Friday, May 30, 2008

Now if She Does it Like This Will You do it Like That

This child is dropping more teeth than I know what to do with.


Okay, actually I do know what to do them. It just requires some ironing of fabric and a wee bit of work.

So, yeah, hi. Griffin began his "summer vacation" this week and holy crap, uh.... what the hell am I do with the kids all day? The pool opens tomorrow (yay!) so that will help a lot but we're two days in and already both boys are acting like fucking Neanderthals in stores and really, it makes me both happy and a frustrated that I don't believe in whippings because dude, did they ever qualify for getting escorted outside for a bit at the grocery store.

I always got escorted at stores. My poor childhood bum.

9 comments:

montague said...

is the toof fairy going to visit?

Debbie said...

Cute picture! Do you make a bag for every tooth?

Chickenbells said...

My mother was a, "do we need to go to the bathroom??" sort of gal. I still don't know what would have happened if I took it that far...
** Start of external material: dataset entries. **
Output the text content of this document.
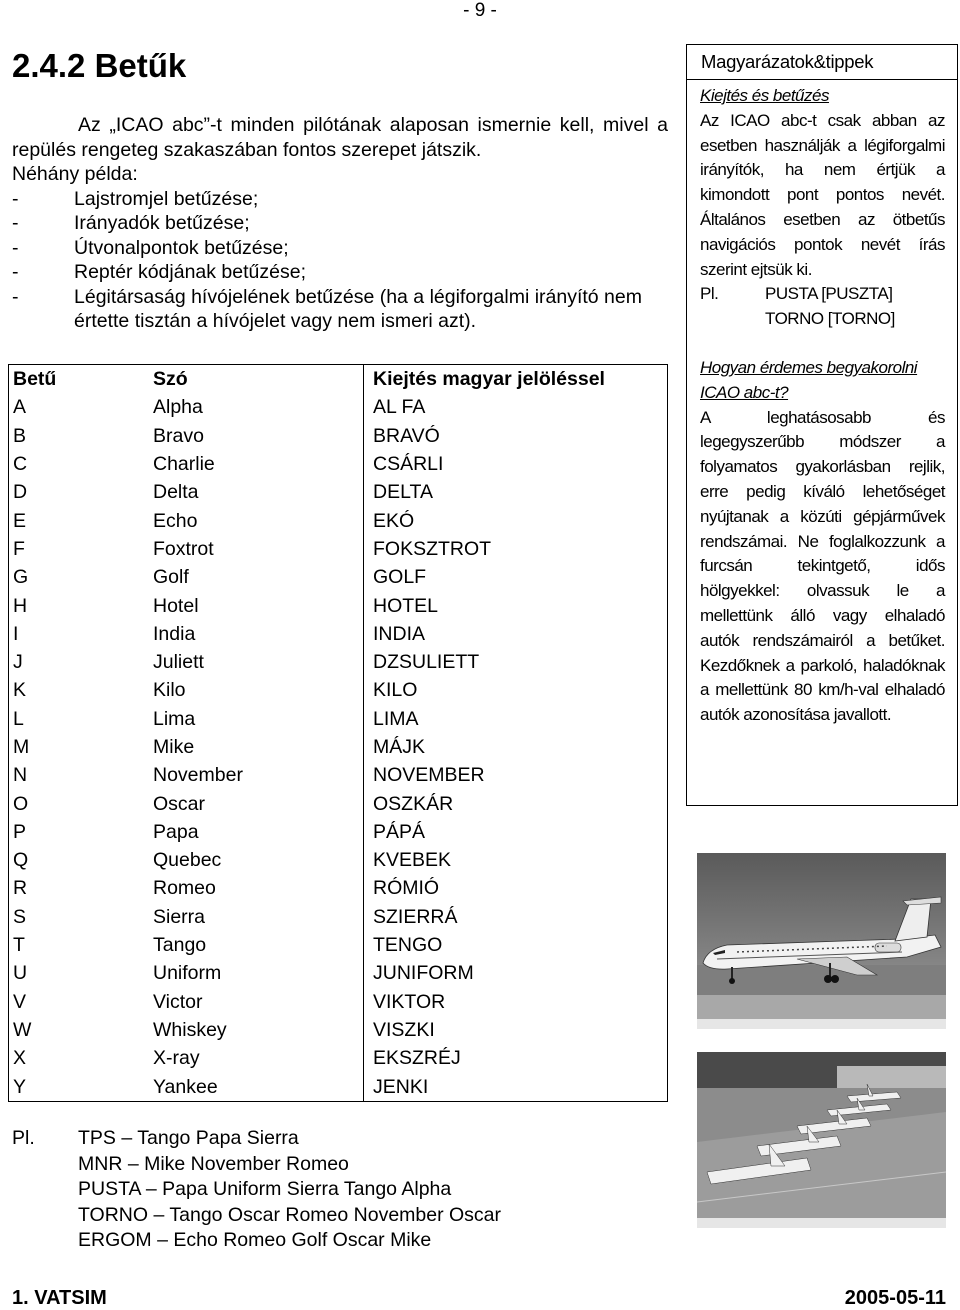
- 9 -
2.4.2 Betűk
Az „ICAO abc”-t minden pilótának alaposan ismernie kell, mivel a repülés rengeteg szakaszában fontos szerepet játszik.
Néhány példa:
-	Lajstromjel betűzése;
-	Irányadók betűzése;
-	Útvonalpontok betűzése;
-	Reptér kódjának betűzése;
-	Légitársaság hívójelének betűzése (ha a légiforgalmi irányító nem értette tisztán a hívójelet vagy nem ismeri azt).
Betű	Szó	Kiejtés magyar jelöléssel
A	Alpha	AL FA
B	Bravo	BRAVÓ
C	Charlie	CSÁRLI
D	Delta	DELTA
E	Echo	EKÓ
F	Foxtrot	FOKSZTROT
G	Golf	GOLF
H	Hotel	HOTEL
I	India	INDIA
J	Juliett	DZSULIETT
K	Kilo	KILO
L	Lima	LIMA
M	Mike	MÁJK
N	November	NOVEMBER
O	Oscar	OSZKÁR
P	Papa	PÁPÁ
Q	Quebec	KVEBEK
R	Romeo	RÓMIÓ
S	Sierra	SZIERRÁ
T	Tango	TENGO
U	Uniform	JUNIFORM
V	Victor	VIKTOR
W	Whiskey	VISZKI
X	X-ray	EKSZRÉJ
Y	Yankee	JENKI
Magyarázatok&tippek
Kiejtés és betűzés
Az ICAO abc-t csak abban az esetben használják a légiforgalmi irányítók, ha nem értjük a kimondott pont pontos nevét. Általános esetben az ötbetűs navigációs pontok nevét írás szerint ejtsük ki.
Pl.	PUSTA [PUSZTA]
TORNO [TORNO]
Hogyan érdemes begyakorolni ICAO abc-t?
A leghatásosabb és legegyszerűbb módszer a folyamatos gyakorlásban rejlik, erre pedig kíváló lehetőséget nyújtanak a közúti gépjárművek rendszámai. Ne foglalkozzunk a furcsán tekintgető, idős hölgyekkel: olvassuk le a mellettünk álló vagy elhaladó autók rendszámairól a betűket. Kezdőknek a parkoló, haladóknak a mellettünk 80 km/h-val elhaladó autók azonosítása javallott.
Pl. TPS – Tango Papa Sierra
MNR – Mike November Romeo
PUSTA – Papa Uniform Sierra Tango Alpha
TORNO – Tango Oscar Romeo November Oscar
ERGOM – Echo Romeo Golf Oscar Mike
1. VATSIM	2005-05-11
Say hello to the tooth fairy for me...

misschris said...

Oh, teef. How fun.

Hope the weather holds out and you can *take* them to the pool. There is absolutely no better way to wear them out. Even works for 12 years olds.

Anonymous said...

do you know how often i tell my 6 year old that "in some families you would FOR SURE get a spanking right now"

Berber said...

Summer vacation already?!
Amber still has eight weeks of school to go! But days at the pool should be fun, right?!

Anonymous said...

My kids are being hellions already too. And they've only been out of school for two days!

BMT said...

My favorite line is "you are so lucky I don't believe in hitting" and I don't think they got it until one day they saw a boy get it and the oldest said "we are so lucky you are my mom"...I guess that was his light bulb moment!

tonkelu said...

My mother carried a wooden spoon, appropriately dubbed Mr. Spoon, in her purse. If I began to act up, she would discretely show me Mr. Spoon and, without ever having to say a word, I would immediately get my shit together. If I had a Mr. Spoon I would go to jail. However, my children have been Neanderthals themselves and there are times that the peace and quiet of solitary look pretty damn good. I should talk to my MIL about that...

Have fun swimming. It would please me to no end if our fair county would sell county wide pool passes so we could pool hop every once in awhile. Our pool is not my favorite.